Zur Realisierung der VPN-Funktionalitäten müssen heute spezielle Tunneling-Protokolle wie beispielsweise "Mobile IP" oder "L2TP" eingesetzt werden. In die neuen Standards wie zum Beispiel IPSEC oder das IP-Protokoll Version 6 wurden die Sicherheit, die Datenverschlüsselung und das Tunneling der Daten bereits vollständig integriert. Bei der Auswahl einer umfassenden VPN-Lösung steht der Markt noch am Anfang. Es muß noch viel Entwicklungs- und Aufklärungsarbeit geleistet werden, bis diese neuen Services flächendeckend zur Verfügung stehen.

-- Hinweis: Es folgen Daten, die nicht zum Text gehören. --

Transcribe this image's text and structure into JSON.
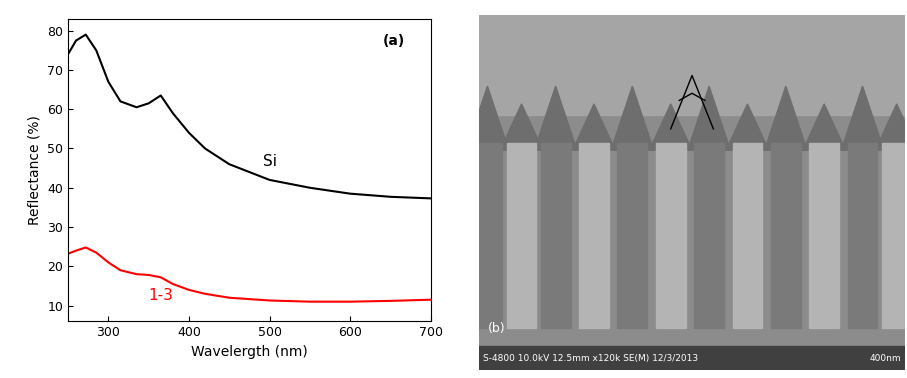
{
  "chart_data": {
    "type": "line",
    "x_label": "Wavelergth (nm)",
    "y_label": "Reflectance (%)",
    "annotation": "(a)",
    "x": [
      250,
      260,
      272,
      285,
      300,
      315,
      335,
      350,
      365,
      380,
      400,
      420,
      450,
      500,
      550,
      600,
      650,
      700
    ],
    "series": [
      {
        "name": "Si",
        "color": "#000000",
        "values": [
          74,
          77.5,
          79,
          75,
          67,
          62,
          60.5,
          61.5,
          63.5,
          59,
          54,
          50,
          46,
          42,
          40,
          38.5,
          37.7,
          37.3
        ]
      },
      {
        "name": "1-3",
        "color": "#ff0000",
        "values": [
          23.2,
          24,
          24.8,
          23.5,
          21,
          19,
          18,
          17.8,
          17.2,
          15.5,
          14,
          13,
          12,
          11.3,
          11,
          11,
          11.2,
          11.5
        ]
      }
    ],
    "xlim": [
      250,
      700
    ],
    "xticks": [
      300,
      400,
      500,
      600,
      700
    ],
    "ylim": [
      6,
      83
    ],
    "yticks": [
      10,
      20,
      30,
      40,
      50,
      60,
      70,
      80
    ],
    "grid": false
  },
  "image_panel": {
    "label": "(b)",
    "caption": "S-4800 10.0kV 12.5mm x120k SE(M) 12/3/2013",
    "scale_bar": "400nm"
  }
}
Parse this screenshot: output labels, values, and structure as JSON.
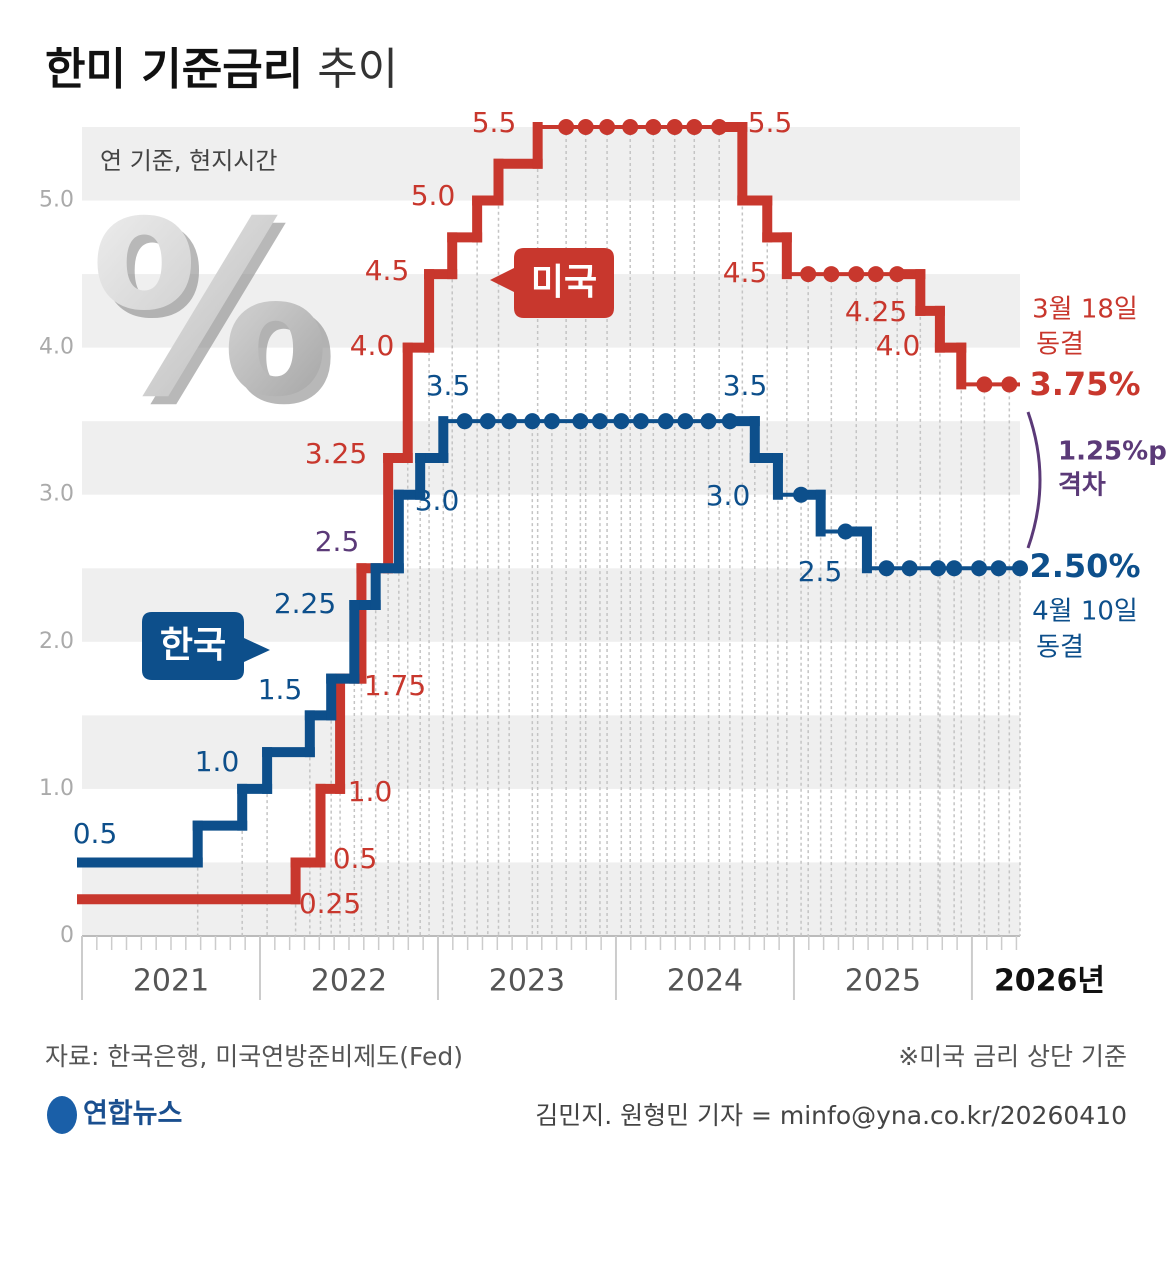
{
  "chart_data": {
    "type": "step",
    "title": "한미 기준금리",
    "title_light": "추이",
    "subtitle": "연 기준, 현지시간",
    "decoration_text": "%",
    "xlim": [
      2021,
      2026.27
    ],
    "xticks": [
      2021,
      2022,
      2023,
      2024,
      2025,
      {
        "value": 2026,
        "label": "2026년"
      }
    ],
    "ylim": [
      0,
      5.5
    ],
    "yticks": [
      0,
      {
        "value": 1,
        "label": "1.0"
      },
      {
        "value": 2,
        "label": "2.0"
      },
      {
        "value": 3,
        "label": "3.0"
      },
      {
        "value": 4,
        "label": "4.0"
      },
      {
        "value": 5,
        "label": "5.0"
      }
    ],
    "series": [
      {
        "name": "미국",
        "color": "#c8372d",
        "x": [
          2021.0,
          2022.2,
          2022.34,
          2022.45,
          2022.57,
          2022.72,
          2022.83,
          2022.95,
          2023.08,
          2023.22,
          2023.34,
          2023.56,
          2023.72,
          2023.83,
          2023.95,
          2024.08,
          2024.21,
          2024.33,
          2024.44,
          2024.58,
          2024.71,
          2024.85,
          2024.96,
          2025.08,
          2025.21,
          2025.35,
          2025.46,
          2025.58,
          2025.71,
          2025.82,
          2025.94,
          2026.07,
          2026.21
        ],
        "values": [
          0.25,
          0.5,
          1,
          1.75,
          2.5,
          3.25,
          4,
          4.5,
          4.75,
          5,
          5.25,
          5.5,
          5.5,
          5.5,
          5.5,
          5.5,
          5.5,
          5.5,
          5.5,
          5.5,
          5,
          4.75,
          4.5,
          4.5,
          4.5,
          4.5,
          4.5,
          4.5,
          4.25,
          4,
          3.75,
          3.75,
          3.75
        ],
        "value_labels": [
          "0.25",
          "0.5",
          "1.0",
          "1.75",
          "2.5",
          "3.25",
          "4.0",
          "4.5",
          null,
          "5.0",
          null,
          "5.5",
          null,
          null,
          null,
          null,
          null,
          null,
          null,
          "5.5",
          null,
          null,
          "4.5",
          null,
          null,
          null,
          null,
          null,
          "4.25",
          "4.0",
          null,
          null,
          "3.75%"
        ]
      },
      {
        "name": "한국",
        "color": "#0d4f8b",
        "x": [
          2021.0,
          2021.65,
          2021.9,
          2022.04,
          2022.28,
          2022.4,
          2022.53,
          2022.65,
          2022.78,
          2022.9,
          2023.03,
          2023.15,
          2023.28,
          2023.4,
          2023.53,
          2023.64,
          2023.8,
          2023.91,
          2024.03,
          2024.14,
          2024.28,
          2024.39,
          2024.52,
          2024.64,
          2024.78,
          2024.91,
          2025.04,
          2025.15,
          2025.29,
          2025.41,
          2025.52,
          2025.65,
          2025.81,
          2025.9,
          2026.04,
          2026.15,
          2026.27
        ],
        "values": [
          0.5,
          0.75,
          1,
          1.25,
          1.5,
          1.75,
          2.25,
          2.5,
          3,
          3.25,
          3.5,
          3.5,
          3.5,
          3.5,
          3.5,
          3.5,
          3.5,
          3.5,
          3.5,
          3.5,
          3.5,
          3.5,
          3.5,
          3.5,
          3.25,
          3,
          3,
          2.75,
          2.75,
          2.5,
          2.5,
          2.5,
          2.5,
          2.5,
          2.5,
          2.5,
          2.5
        ],
        "value_labels": [
          "0.5",
          null,
          "1.0",
          null,
          "1.5",
          null,
          "2.25",
          null,
          "3.0",
          null,
          "3.5",
          null,
          null,
          null,
          null,
          null,
          null,
          null,
          null,
          null,
          null,
          null,
          null,
          "3.5",
          null,
          "3.0",
          null,
          null,
          null,
          "2.5",
          null,
          null,
          null,
          null,
          null,
          null,
          "2.50%"
        ]
      }
    ],
    "us_note": [
      "3월 18일",
      "동결"
    ],
    "kr_note": [
      "4월 10일",
      "동결"
    ],
    "gap_note": [
      "1.25%p",
      "격차"
    ],
    "source": "자료: 한국은행, 미국연방준비제도(Fed)",
    "footnote": "※미국 금리 상단 기준",
    "logo": "연합뉴스",
    "credit": "김민지. 원형민 기자 = minfo@yna.co.kr/20260410"
  }
}
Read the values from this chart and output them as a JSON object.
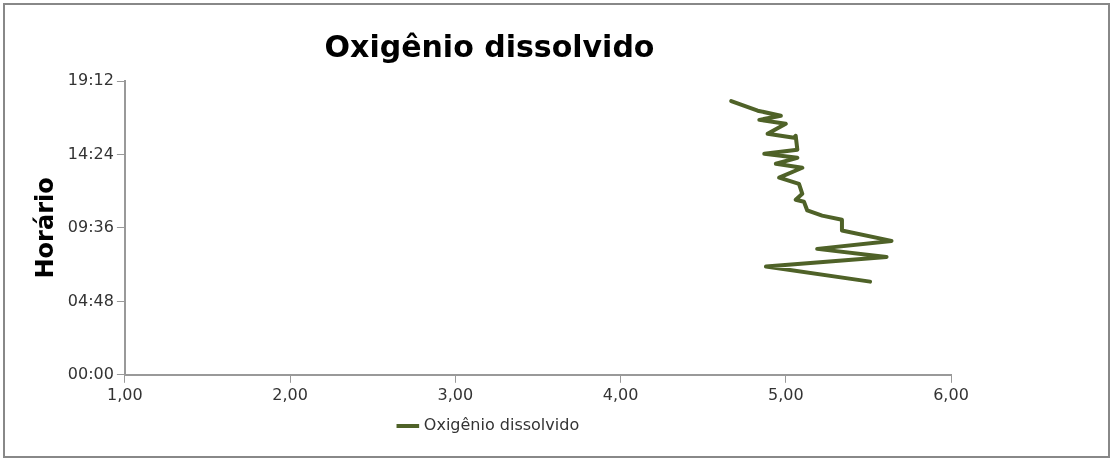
{
  "chart_data": {
    "type": "line",
    "title": "Oxigênio dissolvido",
    "ylabel": "Horário",
    "x": [
      5.51,
      4.88,
      5.61,
      5.19,
      5.64,
      5.34,
      5.34,
      5.22,
      5.13,
      5.11,
      5.06,
      5.1,
      5.08,
      4.96,
      5.1,
      4.94,
      5.07,
      4.87,
      5.07,
      5.06,
      5.05,
      4.89,
      5.0,
      4.84,
      4.97,
      4.83,
      4.67
    ],
    "series": [
      {
        "name": "Oxigênio dissolvido",
        "color": "#4f6228",
        "values": [
          6.09,
          7.08,
          7.7,
          8.23,
          8.75,
          9.43,
          10.13,
          10.4,
          10.74,
          11.31,
          11.44,
          11.83,
          12.48,
          12.88,
          13.53,
          13.79,
          14.18,
          14.44,
          14.71,
          15.62,
          15.49,
          15.75,
          16.4,
          16.66,
          16.93,
          17.26,
          17.89
        ]
      }
    ],
    "xlim": [
      1,
      6
    ],
    "xticks": [
      {
        "value": 1,
        "label": "1,00"
      },
      {
        "value": 2,
        "label": "2,00"
      },
      {
        "value": 3,
        "label": "3,00"
      },
      {
        "value": 4,
        "label": "4,00"
      },
      {
        "value": 5,
        "label": "5,00"
      },
      {
        "value": 6,
        "label": "6,00"
      }
    ],
    "ylim": [
      0,
      19.2
    ],
    "yticks": [
      {
        "value": 0,
        "label": "00:00"
      },
      {
        "value": 4.8,
        "label": "04:48"
      },
      {
        "value": 9.6,
        "label": "09:36"
      },
      {
        "value": 14.4,
        "label": "14:24"
      },
      {
        "value": 19.2,
        "label": "19:12"
      }
    ],
    "legend": "bottom",
    "marker": "none",
    "line_style": "solid",
    "grid": false
  }
}
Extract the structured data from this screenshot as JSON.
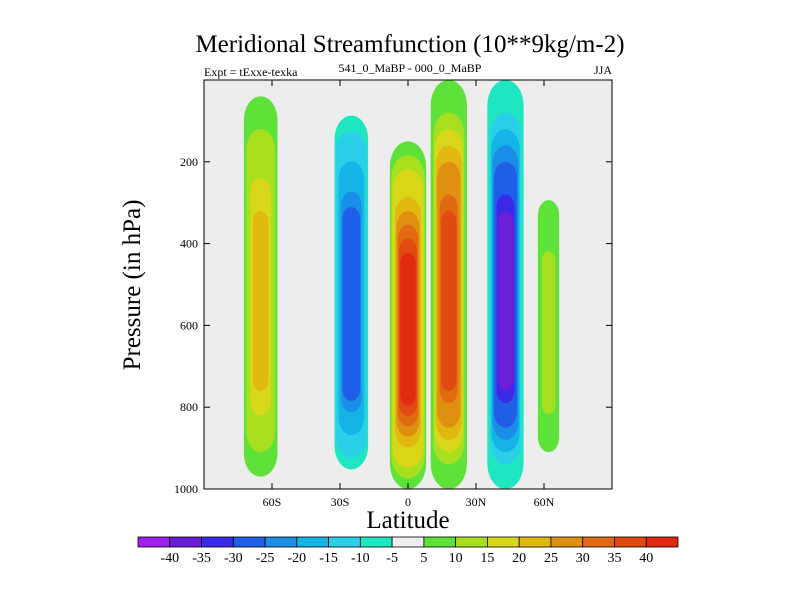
{
  "chart_data": {
    "type": "heatmap",
    "title": "Meridional Streamfunction (10**9kg/m-2)",
    "left_string": "Expt = tExxe-texka",
    "center_string": "541_0_MaBP - 000_0_MaBP",
    "right_string": "JJA",
    "xlabel": "Latitude",
    "ylabel": "Pressure (in hPa)",
    "xlim": [
      -90,
      90
    ],
    "ylim": [
      1000,
      0
    ],
    "x_ticks": [
      -60,
      -30,
      0,
      30,
      60
    ],
    "x_tick_labels": [
      "60S",
      "30S",
      "0",
      "30N",
      "60N"
    ],
    "y_ticks": [
      200,
      400,
      600,
      800,
      1000
    ],
    "y_tick_labels": [
      "200",
      "400",
      "600",
      "800",
      "1000"
    ],
    "colorbar": {
      "levels": [
        -40,
        -35,
        -30,
        -25,
        -20,
        -15,
        -10,
        -5,
        5,
        10,
        15,
        20,
        25,
        30,
        35,
        40
      ],
      "labels": [
        "-40",
        "-35",
        "-30",
        "-25",
        "-20",
        "-15",
        "-10",
        "-5",
        "5",
        "10",
        "15",
        "20",
        "25",
        "30",
        "35",
        "40"
      ],
      "colors": [
        "#a020f0",
        "#6a1ed8",
        "#3a2ae8",
        "#1f5fe8",
        "#1a8ee6",
        "#14b4e6",
        "#2ad0e8",
        "#1ee6c0",
        "#ededed",
        "#5ee23a",
        "#a8e020",
        "#d8d818",
        "#e0b810",
        "#e09010",
        "#e06a12",
        "#e04a10",
        "#e02a10"
      ]
    },
    "features": [
      {
        "name": "southern-high-lat-positive-cell",
        "lat_center": -65,
        "half_width": 8,
        "peak": 22,
        "p_top": 0,
        "p_bottom": 1000
      },
      {
        "name": "southern-mid-lat-negative-cell",
        "lat_center": -25,
        "half_width": 8,
        "peak": -28,
        "p_top": 50,
        "p_bottom": 980
      },
      {
        "name": "equatorial-positive-cell",
        "lat_center": 0,
        "half_width": 8,
        "peak": 42,
        "p_top": 150,
        "p_bottom": 1000
      },
      {
        "name": "northern-subtropical-positive-cell",
        "lat_center": 18,
        "half_width": 8,
        "peak": 38,
        "p_top": 0,
        "p_bottom": 1000
      },
      {
        "name": "northern-mid-lat-negative-cell",
        "lat_center": 43,
        "half_width": 8,
        "peak": -38,
        "p_top": 0,
        "p_bottom": 1000
      },
      {
        "name": "northern-high-lat-positive-cell",
        "lat_center": 62,
        "half_width": 6,
        "peak": 12,
        "p_top": 200,
        "p_bottom": 980
      }
    ]
  }
}
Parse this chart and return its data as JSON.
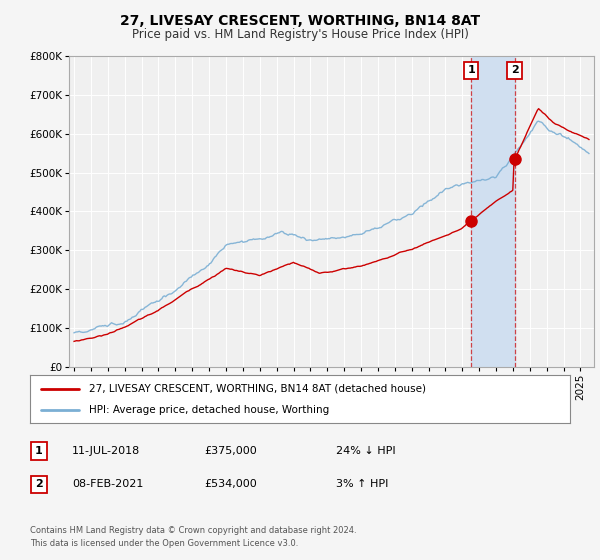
{
  "title": "27, LIVESAY CRESCENT, WORTHING, BN14 8AT",
  "subtitle": "Price paid vs. HM Land Registry's House Price Index (HPI)",
  "ylim": [
    0,
    800000
  ],
  "yticks": [
    0,
    100000,
    200000,
    300000,
    400000,
    500000,
    600000,
    700000,
    800000
  ],
  "ytick_labels": [
    "£0",
    "£100K",
    "£200K",
    "£300K",
    "£400K",
    "£500K",
    "£600K",
    "£700K",
    "£800K"
  ],
  "hpi_color": "#7bafd4",
  "price_color": "#cc0000",
  "background_color": "#f5f5f5",
  "plot_bg_color": "#f0f0f0",
  "grid_color": "#ffffff",
  "shade_color": "#d0dff0",
  "event1_date_num": 2018.53,
  "event2_date_num": 2021.1,
  "event1_price": 375000,
  "event2_price": 534000,
  "event1_label": "1",
  "event2_label": "2",
  "legend_entries": [
    {
      "label": "27, LIVESAY CRESCENT, WORTHING, BN14 8AT (detached house)",
      "color": "#cc0000"
    },
    {
      "label": "HPI: Average price, detached house, Worthing",
      "color": "#7bafd4"
    }
  ],
  "table_rows": [
    {
      "num": "1",
      "date": "11-JUL-2018",
      "price": "£375,000",
      "hpi": "24% ↓ HPI"
    },
    {
      "num": "2",
      "date": "08-FEB-2021",
      "price": "£534,000",
      "hpi": "3% ↑ HPI"
    }
  ],
  "footer": "Contains HM Land Registry data © Crown copyright and database right 2024.\nThis data is licensed under the Open Government Licence v3.0.",
  "xlim_start": 1994.7,
  "xlim_end": 2025.8,
  "xtick_years": [
    1995,
    1996,
    1997,
    1998,
    1999,
    2000,
    2001,
    2002,
    2003,
    2004,
    2005,
    2006,
    2007,
    2008,
    2009,
    2010,
    2011,
    2012,
    2013,
    2014,
    2015,
    2016,
    2017,
    2018,
    2019,
    2020,
    2021,
    2022,
    2023,
    2024,
    2025
  ]
}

Die Standards für eine effiziente Umsetzung der Dienste befinden sich vielfach noch im Entwicklungsstadium. Daher muß ein Netzbetreiber darauf achten, daß seine Lösung keine Einbahnstraße darstellt und bereits in der Grundversion Möglichkeit der Migration hin zu Standards garantiert.

* Wilhelm Mack arbeitet als unabhängiger Systemberater in Meppen.